You are considering investing in two different instruments. The first instrument will pay nothing for the first three years, but then it will pay $40,000 per year for five years after that. The second instrument will pay $25,000 for seven years and $40,000 in the eighth year. All payments are made at year-end.

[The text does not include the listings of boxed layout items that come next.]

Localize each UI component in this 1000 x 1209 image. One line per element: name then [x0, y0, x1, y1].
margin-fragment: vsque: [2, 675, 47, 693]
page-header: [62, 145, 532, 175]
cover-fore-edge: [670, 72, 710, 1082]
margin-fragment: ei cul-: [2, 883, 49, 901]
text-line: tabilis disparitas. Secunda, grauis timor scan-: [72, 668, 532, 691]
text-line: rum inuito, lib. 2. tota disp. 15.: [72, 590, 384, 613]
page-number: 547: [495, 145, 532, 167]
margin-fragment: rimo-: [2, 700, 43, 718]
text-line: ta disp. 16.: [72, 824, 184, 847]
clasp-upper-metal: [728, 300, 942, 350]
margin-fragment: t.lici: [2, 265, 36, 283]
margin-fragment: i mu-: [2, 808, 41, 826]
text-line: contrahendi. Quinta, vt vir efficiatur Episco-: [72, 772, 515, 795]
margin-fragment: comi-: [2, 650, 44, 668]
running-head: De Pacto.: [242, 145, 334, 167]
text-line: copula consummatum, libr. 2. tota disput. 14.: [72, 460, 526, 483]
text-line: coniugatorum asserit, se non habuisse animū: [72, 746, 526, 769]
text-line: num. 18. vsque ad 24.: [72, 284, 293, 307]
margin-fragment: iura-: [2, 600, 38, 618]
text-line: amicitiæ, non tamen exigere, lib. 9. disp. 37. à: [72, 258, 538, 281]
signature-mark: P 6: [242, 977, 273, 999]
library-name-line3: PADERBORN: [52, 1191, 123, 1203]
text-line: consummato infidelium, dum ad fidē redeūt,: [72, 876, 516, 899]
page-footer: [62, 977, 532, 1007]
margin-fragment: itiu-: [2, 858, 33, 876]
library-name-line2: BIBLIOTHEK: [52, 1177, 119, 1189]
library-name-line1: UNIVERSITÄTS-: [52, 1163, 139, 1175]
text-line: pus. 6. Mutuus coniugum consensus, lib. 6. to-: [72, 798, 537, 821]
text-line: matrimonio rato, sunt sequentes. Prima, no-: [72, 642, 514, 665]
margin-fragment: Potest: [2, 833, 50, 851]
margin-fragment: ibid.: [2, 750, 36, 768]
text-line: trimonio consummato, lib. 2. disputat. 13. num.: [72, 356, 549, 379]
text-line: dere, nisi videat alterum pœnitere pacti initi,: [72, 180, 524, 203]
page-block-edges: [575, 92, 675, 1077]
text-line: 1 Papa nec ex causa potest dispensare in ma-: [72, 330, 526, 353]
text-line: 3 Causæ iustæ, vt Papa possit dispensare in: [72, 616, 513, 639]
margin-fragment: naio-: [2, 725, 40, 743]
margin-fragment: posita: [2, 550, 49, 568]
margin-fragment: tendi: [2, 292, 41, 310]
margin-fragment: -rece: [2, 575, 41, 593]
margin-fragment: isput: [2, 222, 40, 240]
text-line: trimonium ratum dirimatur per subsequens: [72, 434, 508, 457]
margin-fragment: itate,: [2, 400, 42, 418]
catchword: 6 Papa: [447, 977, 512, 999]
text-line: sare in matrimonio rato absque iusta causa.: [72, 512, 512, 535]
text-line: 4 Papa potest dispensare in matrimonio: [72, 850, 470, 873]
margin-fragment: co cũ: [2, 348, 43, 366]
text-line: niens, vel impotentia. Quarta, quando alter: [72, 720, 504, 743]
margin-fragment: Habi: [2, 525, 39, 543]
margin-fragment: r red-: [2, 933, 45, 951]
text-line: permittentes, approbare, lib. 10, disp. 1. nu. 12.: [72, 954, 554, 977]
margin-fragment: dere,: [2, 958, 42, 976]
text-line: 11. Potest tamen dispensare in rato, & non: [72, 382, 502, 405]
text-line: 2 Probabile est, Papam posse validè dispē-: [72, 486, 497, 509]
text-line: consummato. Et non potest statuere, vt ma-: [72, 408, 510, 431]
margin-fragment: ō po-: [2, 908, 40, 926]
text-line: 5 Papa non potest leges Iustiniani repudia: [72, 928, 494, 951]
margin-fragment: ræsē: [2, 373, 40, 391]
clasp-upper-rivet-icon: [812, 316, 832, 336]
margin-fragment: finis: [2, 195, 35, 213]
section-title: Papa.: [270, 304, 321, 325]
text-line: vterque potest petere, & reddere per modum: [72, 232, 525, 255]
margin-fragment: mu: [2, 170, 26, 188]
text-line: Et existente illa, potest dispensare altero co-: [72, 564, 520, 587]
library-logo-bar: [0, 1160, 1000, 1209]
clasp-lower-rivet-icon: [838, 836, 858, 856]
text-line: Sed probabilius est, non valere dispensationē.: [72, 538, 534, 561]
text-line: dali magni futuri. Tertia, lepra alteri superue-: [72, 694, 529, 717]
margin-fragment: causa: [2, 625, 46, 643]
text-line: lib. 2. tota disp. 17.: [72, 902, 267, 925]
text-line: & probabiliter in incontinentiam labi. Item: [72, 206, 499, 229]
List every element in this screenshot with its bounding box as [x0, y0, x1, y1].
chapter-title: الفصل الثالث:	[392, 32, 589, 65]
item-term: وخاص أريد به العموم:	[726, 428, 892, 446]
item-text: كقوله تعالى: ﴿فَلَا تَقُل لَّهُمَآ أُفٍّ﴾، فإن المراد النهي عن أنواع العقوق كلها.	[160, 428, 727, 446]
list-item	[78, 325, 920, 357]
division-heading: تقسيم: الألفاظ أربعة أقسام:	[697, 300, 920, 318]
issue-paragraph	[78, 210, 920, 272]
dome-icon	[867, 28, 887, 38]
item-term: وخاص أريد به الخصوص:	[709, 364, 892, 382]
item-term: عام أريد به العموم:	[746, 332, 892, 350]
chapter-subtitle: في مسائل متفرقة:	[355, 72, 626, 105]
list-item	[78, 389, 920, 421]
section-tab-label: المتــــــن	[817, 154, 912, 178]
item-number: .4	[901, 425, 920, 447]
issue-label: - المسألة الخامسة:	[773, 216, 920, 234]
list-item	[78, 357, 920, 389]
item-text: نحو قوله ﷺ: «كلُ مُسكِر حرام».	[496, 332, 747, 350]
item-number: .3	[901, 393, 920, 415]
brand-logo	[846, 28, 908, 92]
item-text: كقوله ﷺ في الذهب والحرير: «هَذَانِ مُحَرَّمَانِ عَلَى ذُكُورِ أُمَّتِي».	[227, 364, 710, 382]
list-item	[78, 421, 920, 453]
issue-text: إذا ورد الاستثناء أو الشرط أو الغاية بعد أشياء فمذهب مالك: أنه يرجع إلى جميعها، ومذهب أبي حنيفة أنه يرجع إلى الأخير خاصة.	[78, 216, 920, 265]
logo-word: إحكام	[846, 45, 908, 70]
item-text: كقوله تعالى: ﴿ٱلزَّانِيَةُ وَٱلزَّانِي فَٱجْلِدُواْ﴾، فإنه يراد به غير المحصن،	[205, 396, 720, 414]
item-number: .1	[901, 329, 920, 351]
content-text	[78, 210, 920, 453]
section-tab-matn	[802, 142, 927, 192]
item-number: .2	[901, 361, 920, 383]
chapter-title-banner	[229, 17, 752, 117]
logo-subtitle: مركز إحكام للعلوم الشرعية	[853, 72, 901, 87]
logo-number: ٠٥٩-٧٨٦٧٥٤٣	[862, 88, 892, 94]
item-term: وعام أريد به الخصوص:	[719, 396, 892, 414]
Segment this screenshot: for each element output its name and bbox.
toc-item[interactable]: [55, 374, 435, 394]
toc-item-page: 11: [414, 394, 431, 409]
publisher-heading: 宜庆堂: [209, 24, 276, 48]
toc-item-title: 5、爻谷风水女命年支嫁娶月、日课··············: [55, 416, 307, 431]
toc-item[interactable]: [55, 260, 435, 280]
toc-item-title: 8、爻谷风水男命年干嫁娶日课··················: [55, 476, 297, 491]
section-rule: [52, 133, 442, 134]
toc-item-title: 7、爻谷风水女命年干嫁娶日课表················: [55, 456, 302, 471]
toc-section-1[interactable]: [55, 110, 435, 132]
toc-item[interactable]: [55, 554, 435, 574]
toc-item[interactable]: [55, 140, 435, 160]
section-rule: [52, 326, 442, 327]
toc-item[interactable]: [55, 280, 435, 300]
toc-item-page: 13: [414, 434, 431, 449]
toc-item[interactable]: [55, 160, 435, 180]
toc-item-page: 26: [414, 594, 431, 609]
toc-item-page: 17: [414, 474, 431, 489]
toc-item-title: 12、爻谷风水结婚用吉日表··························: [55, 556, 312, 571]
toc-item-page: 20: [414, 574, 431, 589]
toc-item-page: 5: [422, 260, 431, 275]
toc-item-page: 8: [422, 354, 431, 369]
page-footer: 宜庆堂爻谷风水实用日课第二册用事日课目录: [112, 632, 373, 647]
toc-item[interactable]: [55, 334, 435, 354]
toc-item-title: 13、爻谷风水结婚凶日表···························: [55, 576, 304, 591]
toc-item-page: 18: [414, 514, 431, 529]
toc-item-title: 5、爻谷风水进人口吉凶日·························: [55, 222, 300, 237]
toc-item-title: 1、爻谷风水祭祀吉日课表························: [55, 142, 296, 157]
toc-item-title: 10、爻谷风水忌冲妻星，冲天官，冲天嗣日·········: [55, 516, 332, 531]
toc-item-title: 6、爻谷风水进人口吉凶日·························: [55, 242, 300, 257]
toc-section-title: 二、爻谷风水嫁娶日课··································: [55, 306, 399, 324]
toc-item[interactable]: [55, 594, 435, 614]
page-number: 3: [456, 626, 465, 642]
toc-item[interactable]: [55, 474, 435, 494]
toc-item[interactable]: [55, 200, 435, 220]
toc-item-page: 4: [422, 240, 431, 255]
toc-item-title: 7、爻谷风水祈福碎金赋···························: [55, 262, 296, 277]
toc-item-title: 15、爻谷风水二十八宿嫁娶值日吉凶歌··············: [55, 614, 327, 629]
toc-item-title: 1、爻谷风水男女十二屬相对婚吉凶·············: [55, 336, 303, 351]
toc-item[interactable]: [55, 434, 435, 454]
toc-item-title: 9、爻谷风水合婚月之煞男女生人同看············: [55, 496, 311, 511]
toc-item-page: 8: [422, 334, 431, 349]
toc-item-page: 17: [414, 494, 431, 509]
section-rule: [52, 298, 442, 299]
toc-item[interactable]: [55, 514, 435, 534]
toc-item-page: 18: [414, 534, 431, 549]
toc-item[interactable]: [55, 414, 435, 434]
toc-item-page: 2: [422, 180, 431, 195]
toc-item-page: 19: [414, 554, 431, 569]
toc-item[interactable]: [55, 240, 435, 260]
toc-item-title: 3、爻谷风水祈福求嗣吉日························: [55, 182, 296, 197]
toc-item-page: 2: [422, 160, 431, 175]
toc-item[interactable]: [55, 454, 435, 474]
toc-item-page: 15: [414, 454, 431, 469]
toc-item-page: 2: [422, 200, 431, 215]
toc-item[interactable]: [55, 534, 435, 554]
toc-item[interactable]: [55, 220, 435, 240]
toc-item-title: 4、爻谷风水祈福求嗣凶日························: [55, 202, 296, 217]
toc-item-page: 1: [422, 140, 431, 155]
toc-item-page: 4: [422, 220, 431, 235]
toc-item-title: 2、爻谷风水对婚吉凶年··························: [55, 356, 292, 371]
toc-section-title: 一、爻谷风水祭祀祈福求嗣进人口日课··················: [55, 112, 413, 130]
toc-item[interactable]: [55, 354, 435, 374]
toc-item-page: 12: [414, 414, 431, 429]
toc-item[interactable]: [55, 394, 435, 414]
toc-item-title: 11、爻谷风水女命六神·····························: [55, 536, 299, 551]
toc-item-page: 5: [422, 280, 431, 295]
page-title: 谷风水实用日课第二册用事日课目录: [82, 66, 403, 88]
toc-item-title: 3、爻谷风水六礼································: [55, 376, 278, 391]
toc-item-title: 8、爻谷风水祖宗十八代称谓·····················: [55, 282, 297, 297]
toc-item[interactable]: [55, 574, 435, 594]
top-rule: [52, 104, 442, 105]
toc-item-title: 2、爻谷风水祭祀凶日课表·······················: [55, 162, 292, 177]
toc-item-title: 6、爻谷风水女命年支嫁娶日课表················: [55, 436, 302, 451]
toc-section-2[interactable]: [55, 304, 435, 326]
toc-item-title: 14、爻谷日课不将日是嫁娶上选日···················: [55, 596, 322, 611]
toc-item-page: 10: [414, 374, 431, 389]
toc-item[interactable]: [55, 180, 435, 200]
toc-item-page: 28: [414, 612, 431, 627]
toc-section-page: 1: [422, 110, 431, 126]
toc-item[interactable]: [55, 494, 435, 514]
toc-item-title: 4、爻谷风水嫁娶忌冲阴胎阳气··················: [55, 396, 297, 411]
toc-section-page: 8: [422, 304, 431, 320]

If your rate of return on these investments is 6 percent annually, what should you be willing to pay for each instrument today?
Instrument 1:
Year | Cash inflows | PVF @ 6% | PV of cash flows |
1 | 0 | 0.943396226 | 0 |
2 | 0 | 0.88999644 | 0 |
3 | 0 | 0.839619283 | 0 |
4 | 40000 | 0.792093663 | 31683.74653 |
5 | 40000 | 0.747258173 | 29890.32691 |
6 | 40000 | 0.70496054 | 28198.42162 |
7 | 40000 | 0.665057114 | 26602.28454 |
8 | 40000 | 0.627412371 | 25096.49485 |
Total | 141471.2745 |
You should be willing to pay $ 141471.2745
Instrument 2:
Year | Cash inflows | PVF @ 6% | PV of cash flows |
1 | 25000 | 0.943396226 | 23584.90566 |
2 | 25000 | 0.88999644 | 22249.911 |
3 | 25000 | 0.839619283 | 20990.48208 |
4 | 25000 | 0.792093663 | 19802.34158 |
5 | 25000 | 0.747258173 | 18681.45432 |
6 | 25000 | 0.70496054 | 17624.01351 |
7 | 25000 | 0.665057114 | 16626.42784 |
8 | 40000 | 0.627412371 | 25096.49485 |
Total | 164656.0308 |
You should be willing to pay $ 164656.0308.